Le pilotage est on ne peut plus simple car il est conçu avec la volonté, tant sur le plan matériel que logiciel, de permettre un travail sans interruption du flux créatif, que ce soit en jeu live, en enregistrement ou en édition. Les commandes de transport sont largement dimensionnées et leur rétro éclairage les rend visibles dans toutes les situations. Les fonctions essentielles sont accessibles en maximum deux pressions de touche : on appelle les fenêtres principales (mode de jeu ou autre) avec l’une des touches latérales. Les fenêtres les plus complexes possèdent plusieurs onglets ; on bascule de l’un à l’autre avec la touche « Window » et une pression sur un bouton / pad / encodeur situé en prolongement. On navigue dans une fenêtre comme dans un tableur : touches de droite « L1…Ln » pour sélectionner la ligne et encodeurs-poussoirs / pads pour sélectionner la colonne. En maintenant l’un des boutons de droite « L » enfoncé, on modifie tous les paramètres de la ligne d’un seul coup. Suivant le contexte, les boutons « Tools » permettent de sélectionner des outils d’édition ou de basculer sur les pistes ou canaux par groupe de 16. Le graphisme sur fond noir est fin, sobre, agréable. Seule ombre (temporaire) au tableau, la fonction Undo / Redo qui se limite au séquenceur et à la dernière édition de Samples dans la version testée.
Structure générale
Sur le Rhizome, un projet fonctionne selon 4 environnements : Mixer, Sequencer, Sampler et Song. Un cinquième mode, baptisé Perf Live, permet de gérer les 2 projets toujours disponibles, afin d’en assurer la lecture simultanée (avec synchronisation) ou l’enchaînement en Live, à la manière d’un DJ. Ainsi, on peut faire défiler successivement une liste de projets sans avoir à tous les charger, ce qui évite de saturer trop vite les ressources processeur et ainsi générer clicks et coupures. Si l’ergonomie du Rhizome est très réussie, il convient toutefois de bien en comprendre l’architecture avant de se jeter dans la mêlée. Pour cela, un mode d’emploi en français d’une bonne centaine de pages est téléchargeable sur le site, dans une section pour le moment réservée aux propriétaires de la machine. La lecture est vivement recommandée.

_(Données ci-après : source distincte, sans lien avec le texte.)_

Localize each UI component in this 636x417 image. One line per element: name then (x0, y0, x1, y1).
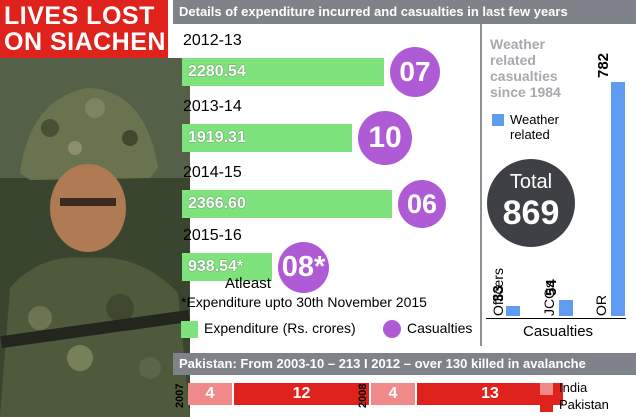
headline-badge: LIVES LOST ON SIACHEN (0, 0, 168, 58)
pak-segment: 4 (371, 383, 415, 405)
soldier-illustration (0, 58, 190, 417)
year-label: 2015-16 (183, 227, 242, 244)
casualty-bar (611, 82, 625, 316)
weather-legend: Weather related (492, 112, 582, 142)
weather-casualties-title: Weather related casualties since 1984 (490, 36, 561, 100)
year-label: 2014-15 (183, 164, 242, 181)
casualty-circle: 06 (398, 180, 446, 228)
year-label: 2012-13 (183, 32, 242, 49)
legend-casualties-swatch (383, 320, 401, 339)
expenditure-bar: 938.54* (182, 253, 272, 281)
legend-expenditure: Expenditure (Rs. crores) (181, 320, 356, 342)
legend-expenditure-swatch (181, 320, 198, 338)
legend-casualties-label: Casualties (407, 320, 473, 336)
casualty-category-label: OR (593, 295, 609, 316)
casualty-circle: 10 (358, 111, 412, 165)
total-value: 869 (502, 194, 560, 232)
pakistan-banner: Pakistan: From 2003-10 – 213 I 2012 – ov… (173, 353, 636, 375)
total-casualties-circle: Total 869 (487, 159, 575, 247)
weather-legend-label: Weather related (510, 112, 559, 142)
pak-legend-india-swatch (540, 382, 553, 395)
casualty-bar-value: 782 (595, 52, 612, 78)
casualty-bar (506, 306, 520, 316)
expenditure-bar: 2280.54 (182, 58, 384, 86)
pak-legend-pakistan-swatch (540, 399, 553, 412)
headline-line-1: LIVES LOST (4, 2, 155, 30)
legend-expenditure-label: Expenditure (Rs. crores) (204, 320, 356, 336)
pak-segment: 12 (234, 383, 369, 405)
pak-legend-india-label: India (559, 380, 588, 395)
casualty-category-label: JCOs (541, 281, 557, 316)
legend-casualties: Casualties (383, 320, 472, 342)
chart-title-banner: Details of expenditure incurred and casu… (173, 0, 636, 24)
pak-year-label: 2008 (357, 383, 369, 408)
pak-segment: 13 (417, 383, 563, 405)
year-label: 2013-14 (183, 98, 242, 115)
casualty-axis-line (486, 318, 626, 319)
casualty-circle: 07 (390, 47, 440, 97)
casualty-circle: 08* (278, 241, 329, 293)
casualty-bar (559, 300, 573, 316)
expenditure-bar: 1919.31 (182, 124, 352, 152)
expenditure-footnote: *Expenditure upto 30th November 2015 (181, 294, 427, 310)
expenditure-bar: 2366.60 (182, 190, 392, 218)
headline-line-2: ON SIACHEN (4, 28, 166, 56)
pak-legend-pakistan-label: Pakistan (559, 397, 609, 412)
atleast-annotation: Atleast (225, 275, 271, 292)
soldier-photo (0, 58, 190, 417)
total-label: Total (509, 171, 553, 193)
casualty-category-label: Officers (490, 268, 506, 316)
pak-year-label: 2007 (174, 383, 186, 408)
pak-legend-pakistan: Pakistan (540, 397, 609, 412)
pak-legend-india: India (540, 380, 587, 395)
weather-legend-swatch (492, 114, 504, 126)
pak-segment: 4 (188, 383, 232, 405)
casualty-axis-label: Casualties (523, 323, 594, 340)
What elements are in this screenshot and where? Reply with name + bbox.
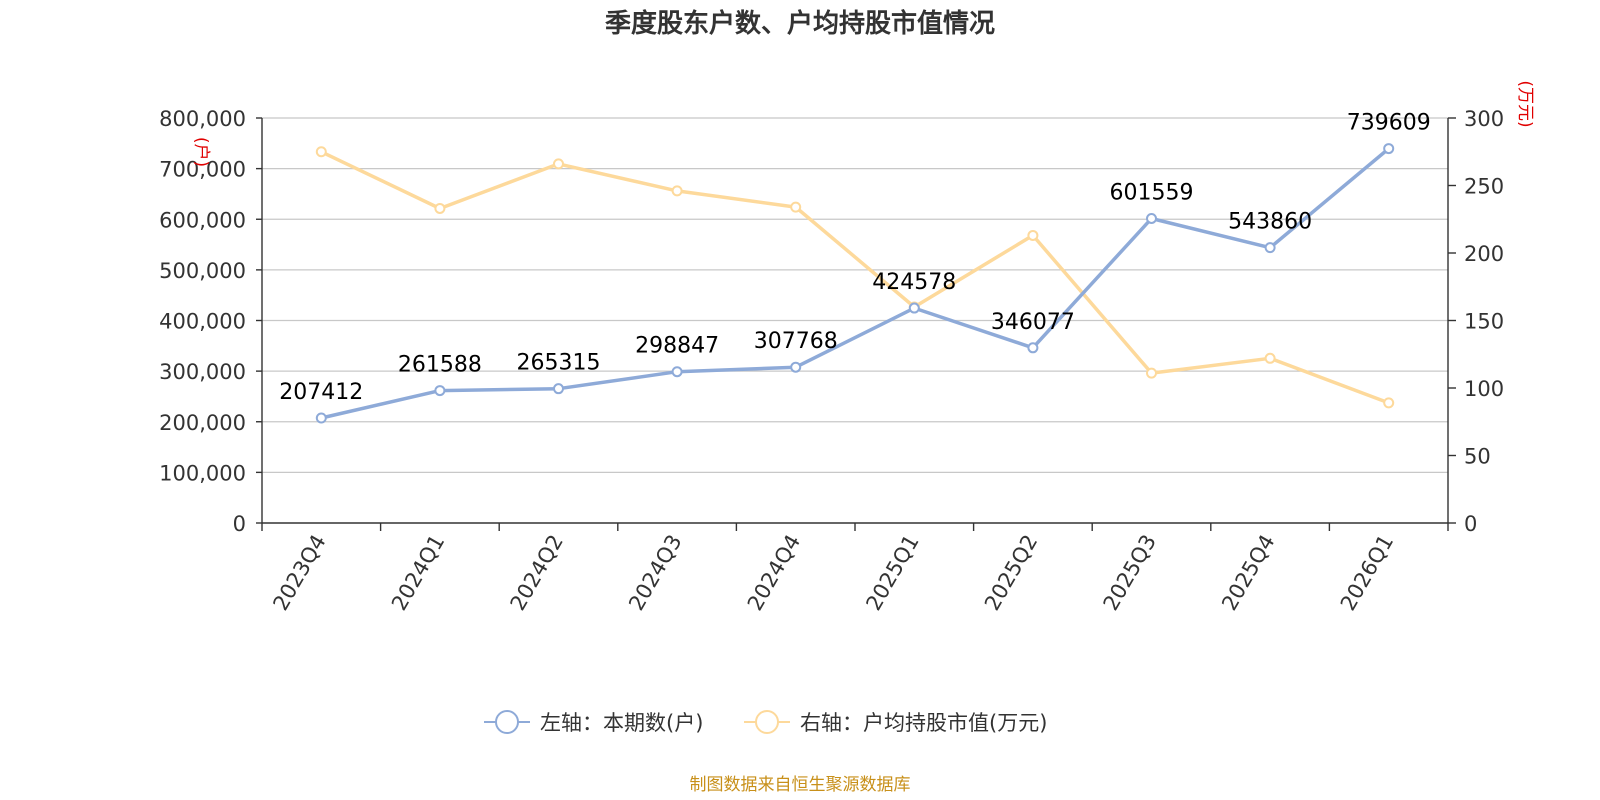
data-label: 424578 [872,270,956,295]
series-point-1 [790,201,802,213]
x-axis-tick-label: 2026Q1 [1336,531,1398,615]
series-point-0 [553,383,564,395]
right-axis-tick-label: 50 [1464,445,1491,469]
axes: 0 100,000 200,000 300,000 400,000 500,000 600,… [159,107,1504,615]
data-label: 307768 [754,329,838,354]
left-axis-unit: (户) [191,137,211,167]
x-axis-tick-label: 2024Q1 [387,531,449,615]
left-axis-tick-label: 500,000 [159,259,246,283]
left-axis-tick-label: 700,000 [159,158,246,182]
series-point-1 [434,202,446,214]
x-axis-tick-label: 2025Q3 [1099,531,1161,615]
series-point-0 [1264,242,1276,254]
right-axis-tick-label: 150 [1464,310,1504,334]
x-axis-tick-label: 2024Q2 [506,531,568,615]
series-point-0 [315,412,327,424]
data-labels: 207412 261588 265315 298847 307768 424578 3460… [279,111,1430,405]
right-axis-tick-label: 100 [1464,377,1504,401]
series-point-0 [434,385,446,397]
series-point-0 [1027,342,1039,354]
legend-item-label: 左轴：本期数(户) [540,711,703,735]
data-label: 346077 [991,310,1075,335]
right-axis-tick-label: 250 [1464,175,1504,199]
data-label: 601559 [1110,180,1194,205]
x-axis-tick-label: 2024Q3 [624,531,686,615]
data-label: 543860 [1228,210,1312,235]
data-label: 207412 [279,380,363,405]
series-point-1 [315,146,327,158]
left-axis-tick-label: 400,000 [159,310,246,334]
series-line-0 [319,146,1391,420]
series-point-0 [908,302,920,314]
series-point-0 [790,361,802,373]
legend-swatch-marker [755,710,779,734]
x-axis-tick-label: 2025Q1 [861,531,923,615]
data-label: 261588 [398,353,482,378]
right-axis-tick-label: 300 [1464,107,1504,131]
legend[interactable]: 左轴：本期数(户) 右轴：户均持股市值(万元) [484,710,1047,735]
grid-lines [262,117,1448,473]
x-axis-tick-label: 2025Q4 [1217,531,1279,615]
chart-title: 季度股东户数、户均持股市值情况 [605,8,995,39]
series-point-1 [1264,352,1276,364]
series-point-0 [671,366,683,378]
data-label: 739609 [1347,111,1431,136]
right-axis-unit: (万元) [1515,80,1535,127]
series-layer [315,143,1395,424]
x-axis-tick-label: 2025Q2 [980,531,1042,615]
x-axis-tick-label: 2024Q4 [743,531,805,615]
x-axis-tick-label: 2023Q4 [268,531,330,615]
series-point-1 [671,185,683,197]
series-point-0 [1383,143,1395,155]
data-label: 265315 [517,351,601,376]
left-axis-tick-label: 600,000 [159,208,246,232]
right-axis-tick-label: 200 [1464,242,1504,266]
series-point-1 [1383,397,1395,409]
right-axis-tick-label: 0 [1464,512,1477,536]
series-point-1 [1146,367,1157,379]
series-line-1 [319,150,1391,405]
data-label: 298847 [635,334,719,359]
left-axis-tick-label: 0 [233,512,246,536]
series-point-1 [1027,229,1039,241]
legend-item-label: 右轴：户均持股市值(万元) [800,711,1047,735]
legend-swatch-marker [495,710,519,734]
left-axis-tick-label: 100,000 [159,461,246,485]
left-axis-tick-label: 800,000 [159,107,246,131]
source-note: 制图数据来自恒生聚源数据库 [690,775,911,795]
series-point-1 [553,158,564,170]
left-axis-tick-label: 300,000 [159,360,246,384]
left-axis-tick-label: 200,000 [159,411,246,435]
series-point-0 [1146,212,1157,224]
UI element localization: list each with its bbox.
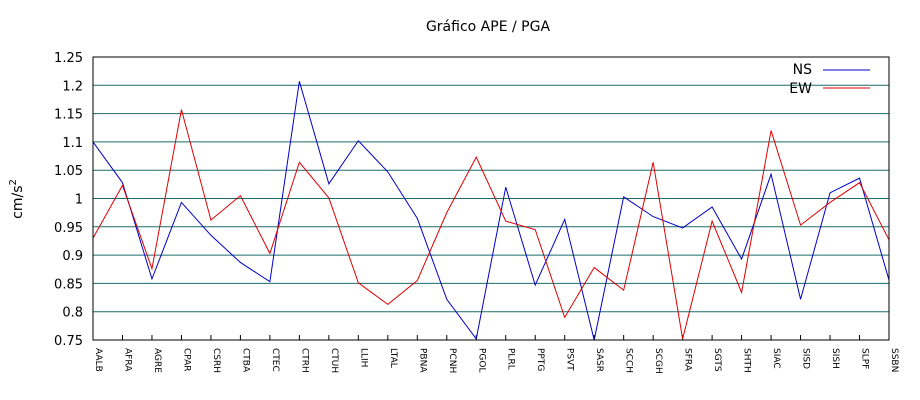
y-tick-label: 1	[75, 193, 83, 208]
x-tick-label: SCGH	[653, 348, 663, 374]
x-tick-label: SHTH	[742, 348, 752, 373]
x-tick-label: SSBN	[889, 348, 899, 372]
legend-label-ew: EW	[789, 81, 812, 97]
x-tick-label: CPAR	[181, 348, 191, 372]
x-tick-label: SIAC	[771, 348, 781, 369]
series-line-ew	[92, 109, 890, 339]
legend: NS EW	[789, 62, 870, 97]
y-tick-label: 0.75	[54, 334, 83, 349]
x-tick-label: PLRL	[506, 348, 516, 370]
y-tick-label: 1.2	[62, 79, 83, 94]
x-tick-label: AFRA	[122, 348, 132, 372]
x-tick-label: CTEC	[270, 348, 280, 372]
x-tick-label: SASR	[594, 348, 604, 372]
y-tick-label: 1.15	[54, 108, 83, 123]
x-tick-label: SISH	[830, 348, 840, 369]
x-tick-label: LTAL	[388, 348, 398, 368]
y-axis-ticks: 0.75 0.8 0.85 0.9 0.95 1 1.05 1.1 1.15 1.2 1.25	[54, 51, 83, 349]
x-axis-ticks: AALB AFRA AGRE CPAR CSRH CTBA CTEC CTRH CTUH LLIH…	[92, 335, 899, 374]
x-tick-label: PSVT	[565, 348, 575, 371]
x-tick-label: PCNH	[447, 348, 457, 373]
y-tick-label: 1.25	[54, 51, 83, 66]
x-tick-label: CTUH	[329, 348, 339, 373]
y-tick-label: 0.95	[54, 221, 83, 236]
y-axis-label-text: cm/s	[10, 186, 26, 219]
x-tick-label: CTRH	[299, 348, 309, 373]
y-axis-label: cm/s2	[8, 179, 26, 219]
x-tick-label: PBNA	[417, 348, 427, 373]
x-tick-label: SISD	[801, 348, 811, 369]
x-tick-label: SLPF	[860, 348, 870, 369]
x-tick-label: SFRA	[683, 348, 693, 372]
x-tick-label: CSRH	[211, 348, 221, 373]
series-lines	[92, 81, 890, 341]
x-tick-label: SGTS	[712, 348, 722, 372]
y-tick-label: 1.1	[62, 136, 83, 151]
x-tick-label: CTBA	[240, 348, 250, 373]
y-axis-label-superscript: 2	[8, 179, 19, 185]
y-tick-label: 0.8	[62, 306, 83, 321]
y-tick-label: 1.05	[54, 164, 83, 179]
x-tick-label: PGOL	[476, 348, 486, 373]
x-tick-label: AGRE	[152, 348, 162, 373]
chart-title: Gráfico APE / PGA	[426, 19, 550, 35]
x-tick-label: PPTG	[535, 348, 545, 371]
plot-frame	[92, 56, 890, 341]
series-line-ns	[92, 81, 890, 341]
legend-label-ns: NS	[793, 62, 812, 78]
x-tick-label: SCCH	[624, 348, 634, 373]
y-tick-label: 0.9	[62, 249, 83, 264]
y-tick-label: 0.85	[54, 277, 83, 292]
x-tick-label: LLIH	[358, 348, 368, 367]
grid-lines	[93, 56, 889, 341]
x-tick-label: AALB	[93, 348, 103, 372]
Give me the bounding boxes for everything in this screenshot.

Tout en haut de la hiérarchie, disions-nous, il a les 2 projets actifs. Chaque projet contient un morceau (Song) composé de 64 patterns de 64 pistes, embarquant des séquences d’événements Midi (notes, CC…). Ces pistes font indifféremment appel à des instruments VSTi (fournis d’usine ou intégrables par l’utilisateur), des samples internes ou des instruments Midi externes. Tout ce beau monde est mélangé grâce au Mixer, qui offre 64 canaux virtuels stéréo (VSTi), avec pour chacun 6 bus de départs auxiliaires et une assignation vers l’un des 8 sous-groupes stéréo ou l’une des 12 ou 16 sorties stéréo physiques. Chaque élément (piste, auxiliaire, bus, sous-groupe) embarque 3 effets par défaut (compresseur, EQ, élargisseur stéréo) et 6 slots d’insertion pour plug-ins VSTfx (là encore fournis d’usine ou intégrables par l’utilisateur). Aucun doute là-dessus, c’est beaucoup plus puissant que n’importe quelle Groovebox hardware actuellement sur le marché. Si tout le monde suit, on continue alors…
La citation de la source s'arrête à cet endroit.